図4-18 (a)永久四極磁石を利用した中性子偏極子,(b)四極磁石内部での中性子の軌道
図4-19 高偏極中性子集光システム
図4-20 二次元検出器で観測された中性子ビームプロファイル
中性子は物質中の原子核や原子磁気モーメントにより散乱されるため、水素のような原子番号の小さな元素を含む物質の構造解析や磁性体の磁気構造解析に有用なものとなっています。私たちはこの中性子ビームの偏極度を従来の磁気ミラー型偏極子を用いた場合の96%程度から99.9%程度に高め、中性子の磁気構造解析精度や効率のさらなる向上を図るために、中性子ビームの軌道が磁場の強さの空間的な変化を感じて曲がる性質を利用した実用型の高偏極中性子集光システムの開発と特性評価に世界に先駆けて取り組みました。
この磁気光学システムでは、中性子を偏極及び集光するために四極磁石及び六極磁石をそれぞれ使います。
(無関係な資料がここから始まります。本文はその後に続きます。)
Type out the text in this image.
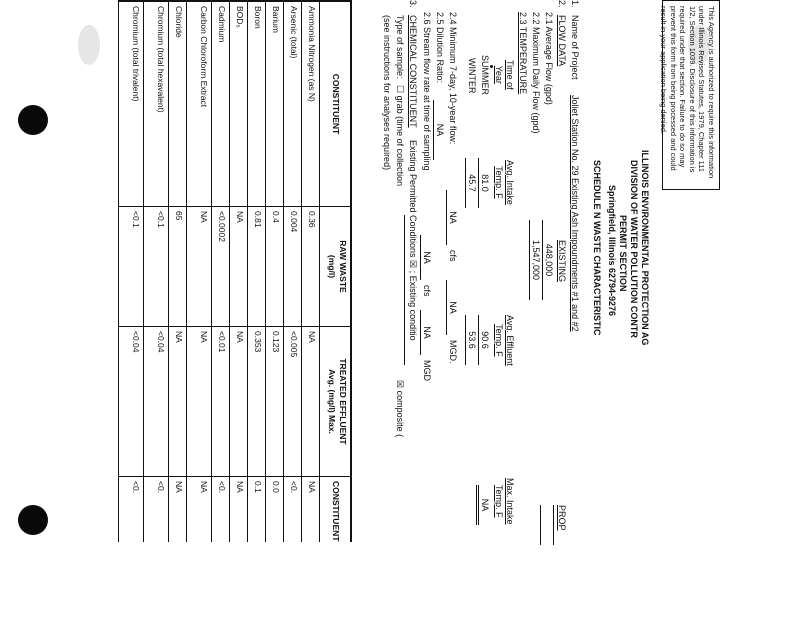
This Agency is authorized to require this information under Illinois Revised Statutes, 1979, Chapter 111 1/2, Section 1039. Disclosure of this information is required under that section. Failure to do so may prevent this form from being processed and could result in your application being denied.
ILLINOIS ENVIRONMENTAL PROTECTION AG
DIVISION OF WATER POLLUTION CONTR
PERMIT SECTION
Springfield, Illinois 62794-9276
SCHEDULE N WASTE CHARACTERISTIC
1.
Name of Project
Joliet Station No. 29 Existing Ash Impoundments #1 and #2
2.
FLOW DATA
EXISTING
PROP
2.1 Average Flow (gpd)
448,000
2.2 Maximum Daily Flow (gpd)
1,547,000
2.3 TEMPERATURE
Time of
Year
Avg. Intake
Temp. F
Avg. Effluent
Temp. F
Max. Intake
Temp. F
SUMMER
81.0
90.6
NA
WINTER
45.7
53.6
2.4 Minimum 7-day, 10-year flow:
NA
cfs
NA
MGD.
2.5 Dilution Ratio:
NA
2.6 Stream flow rate at time of sampling
NA
cfs
NA
MGD
3.
CHEMICAL CONSTITUENT
Existing Permitted Conditions ☒ ; Existing conditio
Type of sample:
☐ grab (time of collection
☒ composite (
(see instructions for analyses required)
CONSTITUENT
RAW WASTE
(mg/l)
TREATED EFFLUENT
Avg. (mg/l) Max.
CONSTITUENT
Ammonia Nitrogen (as N)
0.36
NA
NA
Arsenic (total)
0.004
<0.005
<0.
Barium
0.4
0.123
0.0
Boron
0.81
0.353
0.1
BOD₅
NA
NA
NA
Cadmium
<0.0002
<0.01
<0.
Carbon Chloroform Extract
NA
NA
NA
Chloride
65
NA
NA
Chromium (total hexavalent)
<0.1
<0.04
<0.
Chromium (total trivalent)
<0.1
<0.04
<0.
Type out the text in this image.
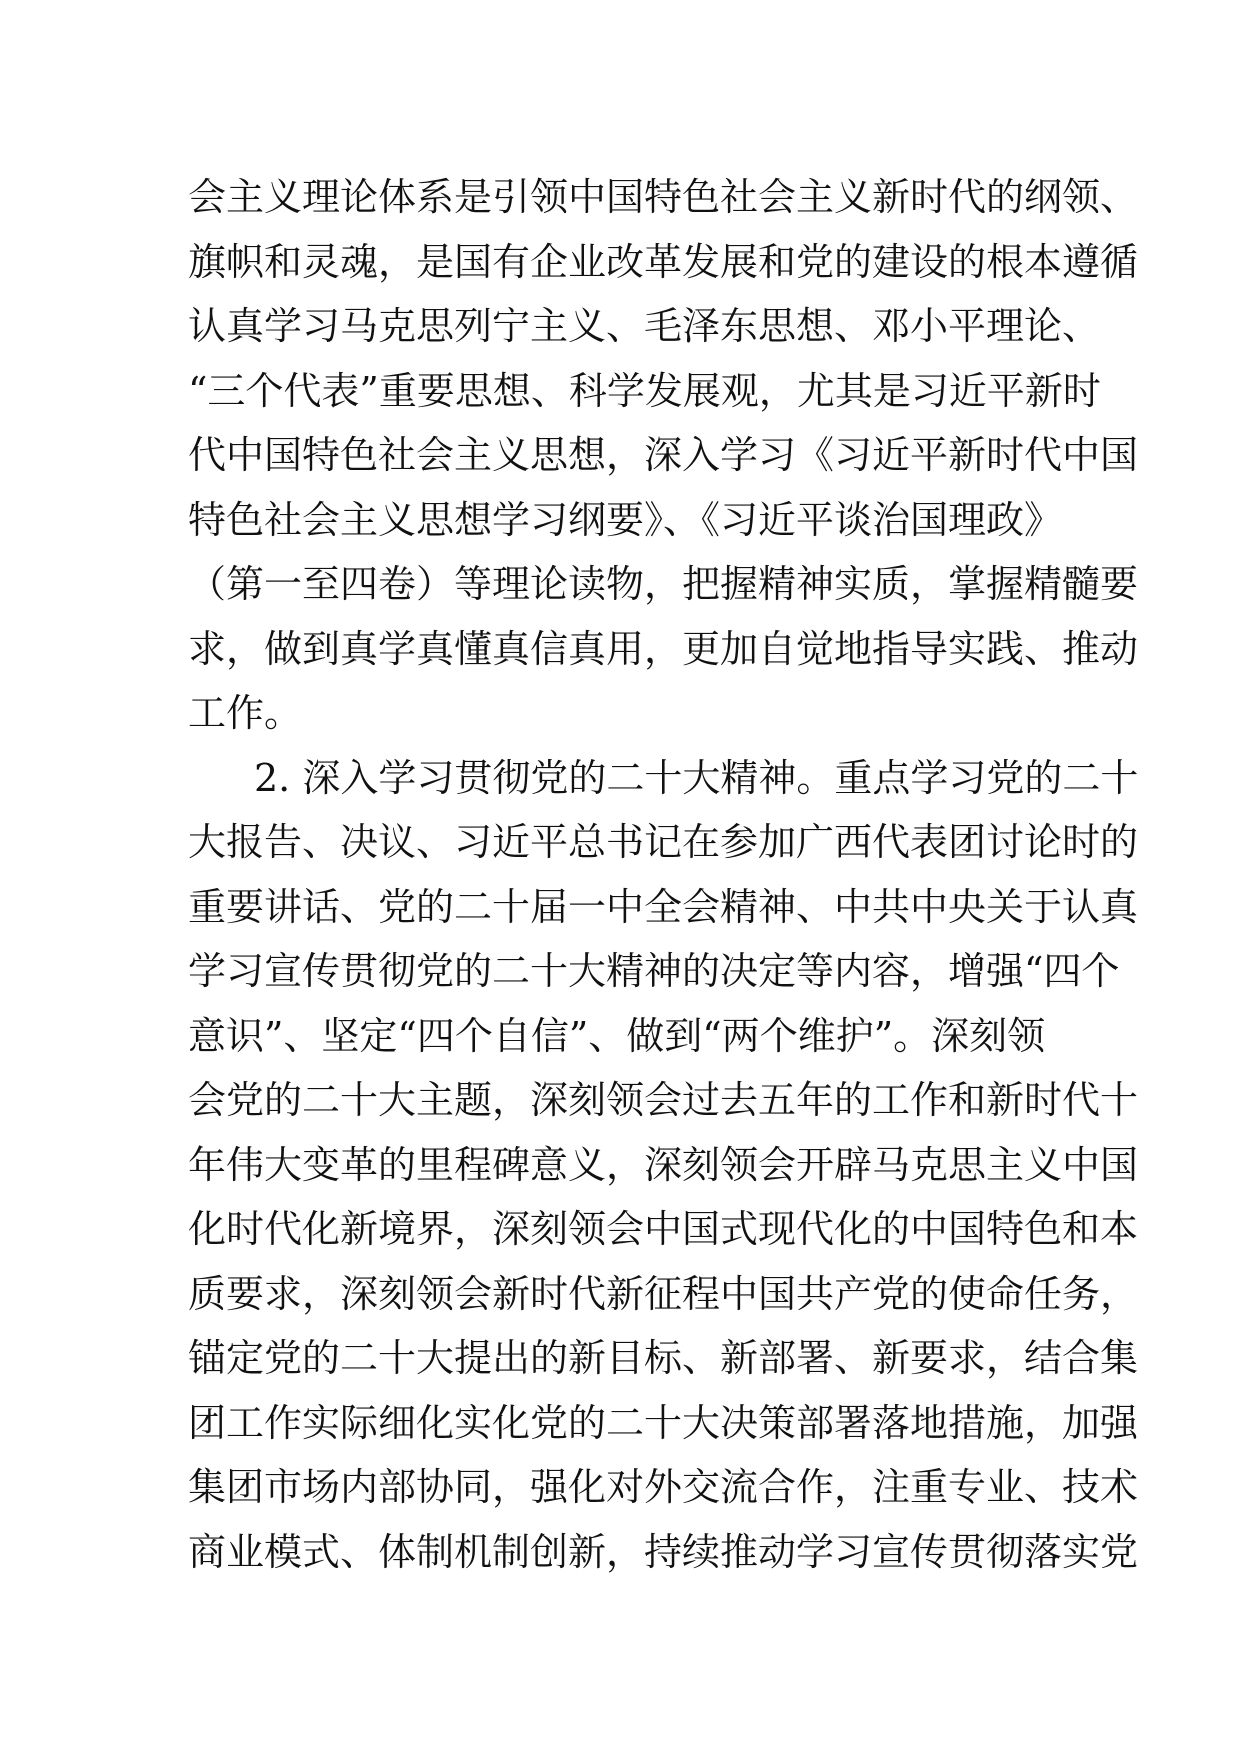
会主义理论体系是引领中国特色社会主义新时代的纲领、
旗帜和灵魂，是国有企业改革发展和党的建设的根本遵循
认真学习马克思列宁主义、毛泽东思想、邓小平理论、
“三个代表”重要思想、科学发展观，尤其是习近平新时
代中国特色社会主义思想，深入学习《习近平新时代中国
特色社会主义思想学习纲要》、《习近平谈治国理政》
（第一至四卷）等理论读物，把握精神实质，掌握精髓要
求，做到真学真懂真信真用，更加自觉地指导实践、推动
工作。
2. 深入学习贯彻党的二十大精神。重点学习党的二十
大报告、决议、习近平总书记在参加广西代表团讨论时的
重要讲话、党的二十届一中全会精神、中共中央关于认真
学习宣传贯彻党的二十大精神的决定等内容，增强“四个
意识”、坚定“四个自信”、做到“两个维护”。深刻领
会党的二十大主题，深刻领会过去五年的工作和新时代十
年伟大变革的里程碑意义，深刻领会开辟马克思主义中国
化时代化新境界，深刻领会中国式现代化的中国特色和本
质要求，深刻领会新时代新征程中国共产党的使命任务，
锚定党的二十大提出的新目标、新部署、新要求，结合集
团工作实际细化实化党的二十大决策部署落地措施，加强
集团市场内部协同，强化对外交流合作，注重专业、技术
商业模式、体制机制创新，持续推动学习宣传贯彻落实党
これらの磁石は、中心軸の周りにN極とS極が交互に4個あるいは6個並んだ磁石で、その内部には中心軸に沿った穴が空いています。この穴の内部には、四極磁場や六極磁場と呼ばれる磁場の分布が発生しますが、ここに中性子ビームを通すと、中性子磁気モーメントと磁場との相互作用により、中性子ビームは偏極及び集光されます。四極磁石は非偏極中性子ビームを正負の異なる極性を持つ二つの中性子成分に空間分離する性能に特に優れており、ここから正極性の中性子成分のみを選択することで、99.9%程度の極めて高い偏極度のビームを取り出すことができます。一方の六極磁石は正極性の高偏極ビームの集光を良質に行う性能に優れています。この良質さは四極磁石にもいえることですが、物質中での屈折などを用いる他の方法と異なり、四極磁石や六極磁石がビーム経路となる穴の内部にビームの軌道を乱すような物質を全く有しないことに由来します。
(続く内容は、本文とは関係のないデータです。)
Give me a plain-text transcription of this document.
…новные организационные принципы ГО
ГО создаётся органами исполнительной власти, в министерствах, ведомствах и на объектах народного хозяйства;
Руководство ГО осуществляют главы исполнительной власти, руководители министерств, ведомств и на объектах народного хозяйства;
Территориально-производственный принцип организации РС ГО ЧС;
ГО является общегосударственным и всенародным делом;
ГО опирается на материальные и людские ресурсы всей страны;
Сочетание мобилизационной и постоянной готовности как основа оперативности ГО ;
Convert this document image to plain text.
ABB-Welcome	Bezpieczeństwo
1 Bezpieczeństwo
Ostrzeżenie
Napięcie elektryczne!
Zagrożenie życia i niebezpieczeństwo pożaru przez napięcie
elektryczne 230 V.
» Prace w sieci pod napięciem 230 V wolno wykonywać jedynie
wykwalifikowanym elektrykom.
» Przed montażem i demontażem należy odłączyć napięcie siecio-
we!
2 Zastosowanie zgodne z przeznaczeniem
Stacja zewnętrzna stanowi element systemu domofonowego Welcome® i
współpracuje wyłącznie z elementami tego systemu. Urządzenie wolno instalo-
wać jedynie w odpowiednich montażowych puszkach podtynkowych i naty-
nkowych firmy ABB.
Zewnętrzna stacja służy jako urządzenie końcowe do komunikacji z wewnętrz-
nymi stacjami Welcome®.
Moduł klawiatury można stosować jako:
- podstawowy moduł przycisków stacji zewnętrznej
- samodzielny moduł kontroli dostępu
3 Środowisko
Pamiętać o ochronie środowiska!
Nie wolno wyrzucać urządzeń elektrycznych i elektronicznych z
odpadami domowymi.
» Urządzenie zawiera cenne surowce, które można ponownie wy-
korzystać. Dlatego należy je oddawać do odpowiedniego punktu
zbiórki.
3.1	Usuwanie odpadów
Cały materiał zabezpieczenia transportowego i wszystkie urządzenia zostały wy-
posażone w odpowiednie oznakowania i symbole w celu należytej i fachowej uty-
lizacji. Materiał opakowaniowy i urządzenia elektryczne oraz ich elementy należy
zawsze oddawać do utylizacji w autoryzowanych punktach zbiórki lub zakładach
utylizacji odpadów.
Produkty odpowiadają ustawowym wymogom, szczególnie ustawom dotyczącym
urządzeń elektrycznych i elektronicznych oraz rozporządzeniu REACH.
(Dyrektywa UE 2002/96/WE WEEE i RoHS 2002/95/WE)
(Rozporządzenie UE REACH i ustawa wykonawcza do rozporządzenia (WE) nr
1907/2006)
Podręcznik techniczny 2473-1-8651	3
私たちは永久四極磁石型偏極子(図4-18)と永久六極磁石を組み合わせた磁気光学システム(図4-19)と永久四極磁石型偏極子の代わりに磁気ミラー型偏極子を用いたシステムの特性比較をJRR-3において行ったところ、永久四極磁石型偏極子から取り出された高偏極ビームを永久六極磁石に導くと、磁気ミラー型偏極子を用いた時と比べてピーク強度比を2.8倍に、またバックグランドに対するピーク強度比を約10倍増大できました(図4-20)。この優れた高偏極中性子集光は、負極性の偏極中性子成分を極力取り除いた正極性の高偏極中性子ビームの利用により初めて実現できました。今後は、開発した磁気光学システムを用いてJRR-3での実用化研究を進めると同時に、新たに白色パルス中性子にも適用可能なシステムに拡張することによりJ-PARCパルス中性子実験装置の解析性能の向上を図る予定です。
なお、多極磁石による中性子ビーム制御の基礎研究は独立行政法人理化学研究所との共同研究の成果であり、また、本研究の一部は「科学技術振興調整費による知的基盤整備推進制度」の支援を受けました。